American baseball player and coach (born 1964)

James Gregory Hibbard (born September 13, 1964) is an American former professional baseball pitcher who played in Major League Baseball (MLB) from –.

==Playing career==

=== Amateur career ===
Hibbard attended Harrison Central High School near Lyman, Mississippi, then Mississippi Gulf Coast Junior College, where he played baseball. The Houston Astros selected him in the 8th round of the 1984 MLB draft, but he decided instead to transfer to the University of Alabama. In two years playing for the Alabama Crimson Tide, he had a 13–6 win–loss record and 3.06 earned run average (ERA).

===Kansas City Royals===
The Kansas City Royals drafted Hibbard in the 16th round of the 1986 MLB draft. The Royals later traded him with Chuck Mount, John Davis, and Mélido Pérez to the Chicago White Sox for Floyd Banister and Dave Cochrane.

===Chicago White Sox===
From 1989 to 1992, Hibbard had a 41–34 record with the White Sox. His best season came in 1990, when he went 14–9 with a 3.16 ERA. Despite throwing 211 innings, he struck out just 92 batters. Hibbard only made 6 relief appearances with the White Sox but did pick up his only career save. On August 1, 1992, Hibbard threw 4 shutout innings to nail down a 8–1 White Sox win over the Seattle Mariners, saving the win for starter Kirk McCaskill.

===Chicago Cubs===
The Florida Marlins selected Hibbard with the 12th pick in the 1992 expansion draft. Florida traded him the same day to the Chicago Cubs for Alex Arias and Gary Scott.
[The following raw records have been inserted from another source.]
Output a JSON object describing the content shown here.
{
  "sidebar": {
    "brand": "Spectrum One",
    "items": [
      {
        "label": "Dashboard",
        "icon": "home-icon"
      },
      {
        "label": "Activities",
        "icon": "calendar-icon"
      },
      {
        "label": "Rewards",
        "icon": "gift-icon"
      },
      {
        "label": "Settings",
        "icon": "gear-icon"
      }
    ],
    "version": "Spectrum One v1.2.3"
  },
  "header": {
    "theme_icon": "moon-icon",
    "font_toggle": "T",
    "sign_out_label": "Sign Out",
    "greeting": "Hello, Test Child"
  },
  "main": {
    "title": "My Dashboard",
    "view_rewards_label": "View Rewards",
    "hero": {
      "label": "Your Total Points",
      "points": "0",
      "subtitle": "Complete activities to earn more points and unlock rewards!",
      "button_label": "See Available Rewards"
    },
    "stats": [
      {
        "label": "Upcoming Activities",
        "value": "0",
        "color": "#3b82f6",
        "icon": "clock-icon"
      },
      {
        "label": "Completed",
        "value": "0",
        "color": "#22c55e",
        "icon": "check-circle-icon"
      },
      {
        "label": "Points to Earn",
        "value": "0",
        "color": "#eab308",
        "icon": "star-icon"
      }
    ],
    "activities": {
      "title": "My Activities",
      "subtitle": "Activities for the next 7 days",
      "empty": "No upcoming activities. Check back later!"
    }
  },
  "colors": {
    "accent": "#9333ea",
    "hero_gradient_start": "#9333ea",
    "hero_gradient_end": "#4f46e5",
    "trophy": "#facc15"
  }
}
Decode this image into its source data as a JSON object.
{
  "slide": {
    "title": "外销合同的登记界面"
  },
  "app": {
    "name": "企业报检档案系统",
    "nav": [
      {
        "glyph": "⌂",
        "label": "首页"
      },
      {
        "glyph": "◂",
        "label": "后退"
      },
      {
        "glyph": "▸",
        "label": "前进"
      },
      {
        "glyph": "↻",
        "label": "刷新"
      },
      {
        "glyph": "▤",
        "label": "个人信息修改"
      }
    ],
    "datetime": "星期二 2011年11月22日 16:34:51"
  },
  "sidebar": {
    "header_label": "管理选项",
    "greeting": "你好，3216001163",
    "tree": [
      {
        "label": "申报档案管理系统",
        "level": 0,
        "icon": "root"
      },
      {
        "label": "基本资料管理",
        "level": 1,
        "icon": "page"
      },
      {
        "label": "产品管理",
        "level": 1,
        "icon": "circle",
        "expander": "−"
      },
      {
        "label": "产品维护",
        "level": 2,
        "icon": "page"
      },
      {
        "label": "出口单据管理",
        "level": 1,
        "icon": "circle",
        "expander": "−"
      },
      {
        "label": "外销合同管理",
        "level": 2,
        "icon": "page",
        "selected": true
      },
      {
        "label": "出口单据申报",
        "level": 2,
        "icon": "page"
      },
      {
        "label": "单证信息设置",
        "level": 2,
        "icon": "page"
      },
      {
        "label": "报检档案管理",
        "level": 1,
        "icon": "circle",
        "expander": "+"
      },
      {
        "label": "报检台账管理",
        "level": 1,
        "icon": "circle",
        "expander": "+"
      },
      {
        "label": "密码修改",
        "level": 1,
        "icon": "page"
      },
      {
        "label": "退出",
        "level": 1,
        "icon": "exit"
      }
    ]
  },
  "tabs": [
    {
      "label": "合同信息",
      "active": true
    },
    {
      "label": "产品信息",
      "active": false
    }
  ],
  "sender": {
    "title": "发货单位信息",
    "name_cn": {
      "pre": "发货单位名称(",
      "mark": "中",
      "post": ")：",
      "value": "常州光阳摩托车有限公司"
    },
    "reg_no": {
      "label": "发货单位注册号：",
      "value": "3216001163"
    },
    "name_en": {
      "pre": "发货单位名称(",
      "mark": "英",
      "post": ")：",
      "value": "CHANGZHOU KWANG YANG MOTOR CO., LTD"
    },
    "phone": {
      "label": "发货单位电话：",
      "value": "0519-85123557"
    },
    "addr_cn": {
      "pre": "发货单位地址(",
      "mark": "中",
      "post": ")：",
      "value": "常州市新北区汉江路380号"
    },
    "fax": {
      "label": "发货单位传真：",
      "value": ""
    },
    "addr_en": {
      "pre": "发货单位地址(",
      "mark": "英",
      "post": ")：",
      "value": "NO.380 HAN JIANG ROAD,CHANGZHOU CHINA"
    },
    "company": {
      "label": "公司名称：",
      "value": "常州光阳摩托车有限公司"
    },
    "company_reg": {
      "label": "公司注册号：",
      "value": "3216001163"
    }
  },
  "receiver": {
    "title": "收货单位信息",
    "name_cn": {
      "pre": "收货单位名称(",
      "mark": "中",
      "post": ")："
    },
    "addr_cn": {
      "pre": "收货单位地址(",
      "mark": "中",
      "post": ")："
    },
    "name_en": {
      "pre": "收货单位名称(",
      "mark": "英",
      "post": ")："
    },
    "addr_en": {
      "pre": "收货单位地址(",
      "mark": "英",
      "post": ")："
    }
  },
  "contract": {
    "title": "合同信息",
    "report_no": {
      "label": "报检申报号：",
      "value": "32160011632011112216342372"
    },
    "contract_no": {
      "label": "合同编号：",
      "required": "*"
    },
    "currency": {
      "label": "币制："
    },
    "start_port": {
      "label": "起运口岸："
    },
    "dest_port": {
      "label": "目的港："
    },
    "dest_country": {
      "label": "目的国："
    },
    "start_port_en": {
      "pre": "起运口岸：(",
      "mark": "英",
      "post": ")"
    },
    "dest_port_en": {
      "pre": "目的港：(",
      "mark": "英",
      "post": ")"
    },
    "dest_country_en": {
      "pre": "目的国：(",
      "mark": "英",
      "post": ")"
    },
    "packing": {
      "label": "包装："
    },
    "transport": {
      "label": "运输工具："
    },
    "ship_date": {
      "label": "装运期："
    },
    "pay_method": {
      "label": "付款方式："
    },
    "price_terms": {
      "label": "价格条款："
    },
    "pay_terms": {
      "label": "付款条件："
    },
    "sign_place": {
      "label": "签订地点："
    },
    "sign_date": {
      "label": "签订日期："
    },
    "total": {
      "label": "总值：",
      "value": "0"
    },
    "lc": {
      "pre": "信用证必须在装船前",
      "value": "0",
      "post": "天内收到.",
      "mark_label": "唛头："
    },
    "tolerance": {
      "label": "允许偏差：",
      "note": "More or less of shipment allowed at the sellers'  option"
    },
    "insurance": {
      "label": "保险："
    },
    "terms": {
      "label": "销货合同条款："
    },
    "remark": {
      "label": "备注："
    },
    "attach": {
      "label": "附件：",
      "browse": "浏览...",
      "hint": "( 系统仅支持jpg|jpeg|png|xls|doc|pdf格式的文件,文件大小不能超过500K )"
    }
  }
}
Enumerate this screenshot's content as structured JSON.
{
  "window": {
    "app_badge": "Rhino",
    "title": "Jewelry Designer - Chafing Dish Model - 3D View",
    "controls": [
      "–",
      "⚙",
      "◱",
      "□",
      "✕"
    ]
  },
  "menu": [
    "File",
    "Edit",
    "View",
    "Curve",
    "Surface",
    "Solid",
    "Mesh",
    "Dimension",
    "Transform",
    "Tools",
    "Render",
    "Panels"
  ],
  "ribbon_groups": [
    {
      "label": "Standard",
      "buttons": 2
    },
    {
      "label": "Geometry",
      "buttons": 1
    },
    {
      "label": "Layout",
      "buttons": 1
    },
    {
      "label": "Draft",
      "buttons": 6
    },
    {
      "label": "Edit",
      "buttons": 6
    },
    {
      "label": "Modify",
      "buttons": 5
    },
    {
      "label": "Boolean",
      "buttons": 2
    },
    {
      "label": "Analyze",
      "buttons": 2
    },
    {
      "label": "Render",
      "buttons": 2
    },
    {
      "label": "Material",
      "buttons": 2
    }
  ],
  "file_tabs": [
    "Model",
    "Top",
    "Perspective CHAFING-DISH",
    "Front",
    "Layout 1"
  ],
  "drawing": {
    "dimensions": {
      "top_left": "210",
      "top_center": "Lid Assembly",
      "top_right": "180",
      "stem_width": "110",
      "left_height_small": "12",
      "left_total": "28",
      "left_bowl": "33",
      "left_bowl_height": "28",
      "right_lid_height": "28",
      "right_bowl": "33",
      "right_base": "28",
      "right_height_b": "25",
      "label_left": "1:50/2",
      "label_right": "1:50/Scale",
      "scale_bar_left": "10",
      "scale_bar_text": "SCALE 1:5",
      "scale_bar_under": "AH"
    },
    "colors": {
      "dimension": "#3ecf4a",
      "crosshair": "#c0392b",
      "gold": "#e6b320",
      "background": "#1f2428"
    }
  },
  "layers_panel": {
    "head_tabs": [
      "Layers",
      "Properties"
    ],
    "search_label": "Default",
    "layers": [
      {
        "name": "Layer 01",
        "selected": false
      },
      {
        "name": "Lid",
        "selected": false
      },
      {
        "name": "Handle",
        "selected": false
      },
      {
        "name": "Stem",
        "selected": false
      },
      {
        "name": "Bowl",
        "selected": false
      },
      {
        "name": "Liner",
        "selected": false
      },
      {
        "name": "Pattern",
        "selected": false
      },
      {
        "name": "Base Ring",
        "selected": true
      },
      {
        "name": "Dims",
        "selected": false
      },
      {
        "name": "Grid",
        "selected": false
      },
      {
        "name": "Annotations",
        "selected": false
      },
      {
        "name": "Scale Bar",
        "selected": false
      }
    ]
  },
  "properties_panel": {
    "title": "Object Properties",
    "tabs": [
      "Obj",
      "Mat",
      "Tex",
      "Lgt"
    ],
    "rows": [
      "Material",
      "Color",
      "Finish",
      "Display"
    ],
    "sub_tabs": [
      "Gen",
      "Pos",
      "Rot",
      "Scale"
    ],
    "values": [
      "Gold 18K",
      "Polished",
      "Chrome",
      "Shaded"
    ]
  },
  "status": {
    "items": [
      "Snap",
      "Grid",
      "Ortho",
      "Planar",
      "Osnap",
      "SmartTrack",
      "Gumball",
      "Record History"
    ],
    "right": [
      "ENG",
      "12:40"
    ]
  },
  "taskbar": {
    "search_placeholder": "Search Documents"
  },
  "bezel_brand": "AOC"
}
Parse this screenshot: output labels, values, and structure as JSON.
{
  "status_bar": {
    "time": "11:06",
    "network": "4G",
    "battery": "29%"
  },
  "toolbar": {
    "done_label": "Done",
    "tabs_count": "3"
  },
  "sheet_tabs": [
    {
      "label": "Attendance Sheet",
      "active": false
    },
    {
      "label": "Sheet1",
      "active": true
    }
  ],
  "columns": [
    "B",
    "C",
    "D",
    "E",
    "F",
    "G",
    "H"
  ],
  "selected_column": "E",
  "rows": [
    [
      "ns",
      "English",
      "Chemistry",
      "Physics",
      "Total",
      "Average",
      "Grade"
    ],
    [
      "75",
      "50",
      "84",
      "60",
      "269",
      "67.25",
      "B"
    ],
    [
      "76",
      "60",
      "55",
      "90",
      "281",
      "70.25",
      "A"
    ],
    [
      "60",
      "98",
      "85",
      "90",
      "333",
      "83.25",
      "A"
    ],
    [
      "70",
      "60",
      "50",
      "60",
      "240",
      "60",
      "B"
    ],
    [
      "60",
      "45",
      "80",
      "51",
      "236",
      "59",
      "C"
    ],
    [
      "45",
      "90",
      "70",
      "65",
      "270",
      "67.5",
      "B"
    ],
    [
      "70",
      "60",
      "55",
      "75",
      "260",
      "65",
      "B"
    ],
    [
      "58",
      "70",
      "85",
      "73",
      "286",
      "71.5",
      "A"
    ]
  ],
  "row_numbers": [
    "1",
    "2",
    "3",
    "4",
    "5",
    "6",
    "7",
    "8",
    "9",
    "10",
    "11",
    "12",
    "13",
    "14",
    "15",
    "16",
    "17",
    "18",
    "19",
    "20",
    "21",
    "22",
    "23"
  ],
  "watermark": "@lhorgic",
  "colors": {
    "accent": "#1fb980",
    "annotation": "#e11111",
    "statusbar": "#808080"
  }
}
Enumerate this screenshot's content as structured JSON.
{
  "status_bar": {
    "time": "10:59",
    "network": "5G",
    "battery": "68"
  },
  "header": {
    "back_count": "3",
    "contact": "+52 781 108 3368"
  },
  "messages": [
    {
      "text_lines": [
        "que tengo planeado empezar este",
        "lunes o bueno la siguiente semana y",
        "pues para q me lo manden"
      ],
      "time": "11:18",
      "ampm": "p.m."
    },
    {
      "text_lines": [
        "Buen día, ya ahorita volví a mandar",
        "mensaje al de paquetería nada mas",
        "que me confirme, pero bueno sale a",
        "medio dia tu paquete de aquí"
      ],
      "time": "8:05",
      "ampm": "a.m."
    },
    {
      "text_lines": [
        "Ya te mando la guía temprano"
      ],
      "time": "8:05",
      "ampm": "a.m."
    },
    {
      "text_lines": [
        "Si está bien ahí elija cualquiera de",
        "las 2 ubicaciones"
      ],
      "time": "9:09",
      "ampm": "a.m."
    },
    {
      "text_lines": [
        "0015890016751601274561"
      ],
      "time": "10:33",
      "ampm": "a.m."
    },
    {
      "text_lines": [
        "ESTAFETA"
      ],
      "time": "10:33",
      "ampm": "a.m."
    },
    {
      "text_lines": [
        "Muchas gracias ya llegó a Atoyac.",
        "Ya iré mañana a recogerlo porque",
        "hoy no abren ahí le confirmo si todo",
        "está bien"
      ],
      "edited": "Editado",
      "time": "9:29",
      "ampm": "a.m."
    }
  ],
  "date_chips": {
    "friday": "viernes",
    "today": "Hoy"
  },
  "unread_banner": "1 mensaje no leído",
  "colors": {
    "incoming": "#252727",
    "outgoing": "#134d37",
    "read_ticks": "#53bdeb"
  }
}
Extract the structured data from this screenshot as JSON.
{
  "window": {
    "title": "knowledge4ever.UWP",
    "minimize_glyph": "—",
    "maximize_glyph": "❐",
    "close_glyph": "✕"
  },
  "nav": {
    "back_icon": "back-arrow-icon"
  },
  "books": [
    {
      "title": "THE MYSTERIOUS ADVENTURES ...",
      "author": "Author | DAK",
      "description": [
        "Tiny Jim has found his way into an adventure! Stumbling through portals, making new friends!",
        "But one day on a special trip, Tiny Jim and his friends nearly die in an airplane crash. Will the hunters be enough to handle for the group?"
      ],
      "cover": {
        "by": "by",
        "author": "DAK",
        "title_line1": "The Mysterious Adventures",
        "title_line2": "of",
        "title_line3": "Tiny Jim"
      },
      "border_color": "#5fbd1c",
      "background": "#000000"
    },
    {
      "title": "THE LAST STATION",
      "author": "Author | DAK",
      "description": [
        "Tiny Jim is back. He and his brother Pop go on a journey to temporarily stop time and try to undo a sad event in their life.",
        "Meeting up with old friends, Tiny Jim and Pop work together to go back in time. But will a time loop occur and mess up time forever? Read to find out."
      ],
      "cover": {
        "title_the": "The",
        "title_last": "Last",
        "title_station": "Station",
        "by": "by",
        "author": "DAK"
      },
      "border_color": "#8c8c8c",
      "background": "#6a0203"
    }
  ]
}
In his lone season with the Cubs, Hibbard had a 15–11 record.

===Seattle Mariners===
Hibbard signed a three-year, $6.75 million contract with the Mariners in January 1994. His first season with the club was cut short due to a shoulder issue. He went 1–5 with a 6.69 ERA. Hibbard did not pitch for Seattle again, as the chronic shoulder issues kept him from returning to the majors. He officially retired from baseball in 1997.

== Post-playing career ==
Hibbard led youth baseball camps at Mississippi Gulf Coast Community College in the 1990s.

Hibbard became the pitching coach of the Joliet Slammers in 2002. He was a pitching coach in the Cleveland Indians minor league system from 2003 to 2015, then coached in the Texas Rangers system from 2016 to 2019.